In England the fight for proper compensation revolved for many years around the story of a young Thalidomide girl. Louise was born to a wealthy couple in Enfield Essex in 1962 with deformities to both arms and legs. Her father, David Mason, was a successful London art dealer and didn’t accept the low compensation offer Distillers first made to Thalidomide survivors. The drug company Distillers, licensed by Grünenthal in the UK and sold Thalidomide under the brand name ‘Distival’, required everyone’s signature on the deal before they would pay out any compensation. David Mason and five other families refused and instead initiated a huge media campaign to secure appropriate payments. Their efforts paid off. In the end Distillers increased their offer ten fold.
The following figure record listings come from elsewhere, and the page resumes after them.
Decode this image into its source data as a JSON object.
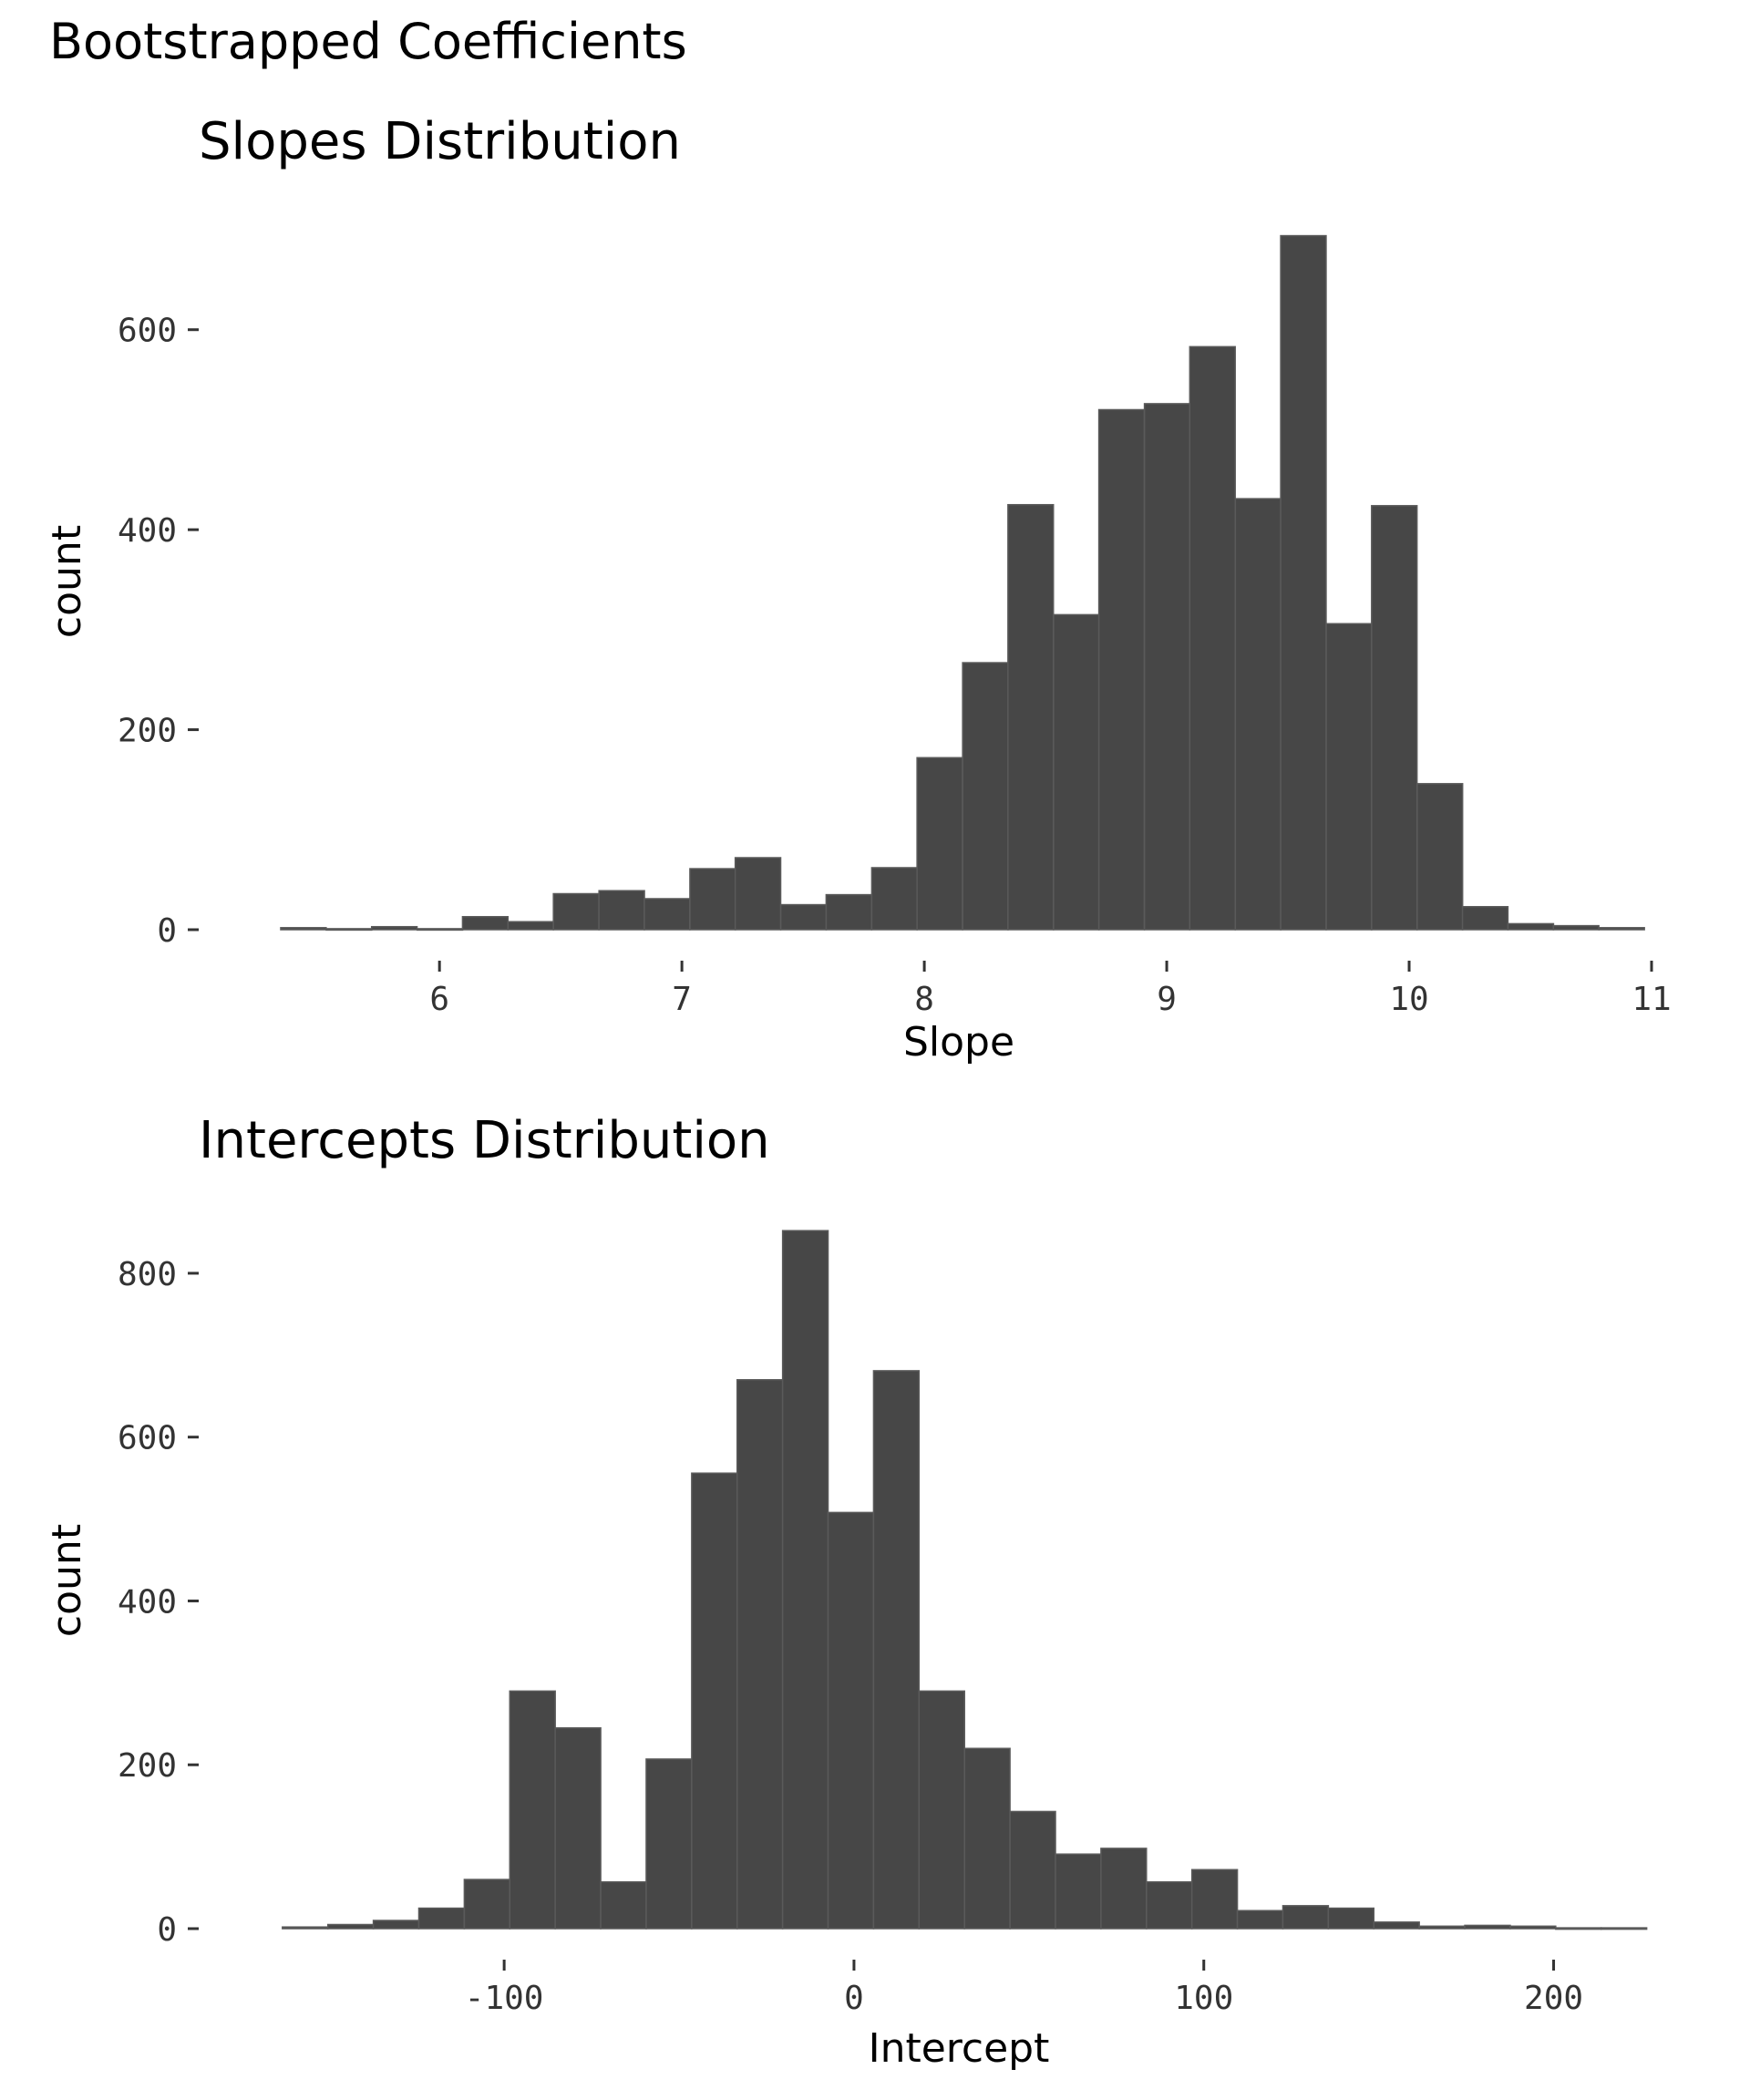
{
  "figure": {
    "title": "Bootstrapped Coefficients"
  },
  "colors": {
    "bar_fill": "#474747",
    "bar_edge": "#5a5a5a",
    "tick_text": "#333333"
  },
  "chart_data": [
    {
      "type": "bar",
      "title": "Slopes Distribution",
      "xlabel": "Slope",
      "ylabel": "count",
      "xlim": [
        5.3,
        11.0
      ],
      "ylim": [
        0,
        700
      ],
      "bin_width": 0.1875,
      "x_ticks": [
        6,
        7,
        8,
        9,
        10,
        11
      ],
      "x_tick_labels": [
        "6",
        "7",
        "8",
        "9",
        "10",
        "11"
      ],
      "y_ticks": [
        0,
        200,
        400,
        600
      ],
      "y_tick_labels": [
        "0",
        "200",
        "400",
        "600"
      ],
      "bin_starts": [
        5.345,
        5.533,
        5.72,
        5.908,
        6.095,
        6.283,
        6.47,
        6.658,
        6.845,
        7.033,
        7.22,
        7.408,
        7.595,
        7.783,
        7.97,
        8.158,
        8.345,
        8.533,
        8.72,
        8.908,
        9.095,
        9.283,
        9.47,
        9.658,
        9.845,
        10.033,
        10.22,
        10.408,
        10.595,
        10.783
      ],
      "values": [
        2,
        1,
        3,
        1,
        13,
        8,
        36,
        39,
        31,
        61,
        72,
        25,
        35,
        62,
        172,
        267,
        425,
        315,
        520,
        526,
        583,
        431,
        694,
        306,
        424,
        146,
        23,
        6,
        4,
        2
      ],
      "grid": false
    },
    {
      "type": "bar",
      "title": "Intercepts Distribution",
      "xlabel": "Intercept",
      "ylabel": "count",
      "xlim": [
        -167,
        228
      ],
      "ylim": [
        0,
        850
      ],
      "bin_width": 13.0,
      "x_ticks": [
        -100,
        0,
        100,
        200
      ],
      "x_tick_labels": [
        "-100",
        "0",
        "100",
        "200"
      ],
      "y_ticks": [
        0,
        200,
        400,
        600,
        800
      ],
      "y_tick_labels": [
        "0",
        "200",
        "400",
        "600",
        "800"
      ],
      "bin_starts": [
        -163.4,
        -150.4,
        -137.4,
        -124.4,
        -111.4,
        -98.4,
        -85.4,
        -72.4,
        -59.4,
        -46.4,
        -33.4,
        -20.4,
        -7.4,
        5.6,
        18.6,
        31.6,
        44.6,
        57.6,
        70.6,
        83.6,
        96.6,
        109.6,
        122.6,
        135.6,
        148.6,
        161.6,
        174.6,
        187.6,
        200.6,
        213.6
      ],
      "values": [
        2,
        5,
        10,
        25,
        60,
        290,
        245,
        57,
        207,
        556,
        670,
        852,
        508,
        681,
        290,
        220,
        143,
        91,
        98,
        57,
        72,
        22,
        28,
        25,
        8,
        3,
        4,
        3,
        1,
        1
      ],
      "grid": false
    }
  ]
}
During that time many articles were written about the Mason family and especially Louise, who was extremely damaged by Thalidomide. Often the Masons were interviewed on television, where they appeared all together as a happy family. What the public did not know was that Louise wasn’t living with her parents and three siblings, she was growing up in an institution, away from her family, where her parents had sent her right after she was born. “I was left alone most of the time. My parents had other children. I went home three weeks a year, for a week, one week in the summer, one week at Christmas and one week at Easter.”
And as a child Louise felt abandoned and suffered years of bullying and abuse.
When Louise was 17 she moved out and started living on her own, finally enjoying life, especially during her university years, where she went out partying and became vice-president of the student union. She got married and started her own family. She says she would use her teeth to undo the tape of her babies’ diapers. Her first marriage fell apart but Louise found love again later in life with Darren, a fellow Thalidomider born with shortened arms. Unfortunately her health is declining after a recent kidney transplant.
Louise has worked for many years in insurance and has become a disability rights campaigner. She wrote about her life story in the book “No Hand to Hold & No Legs to Dance on: A Thalidomide Survivor’s Story” (2009).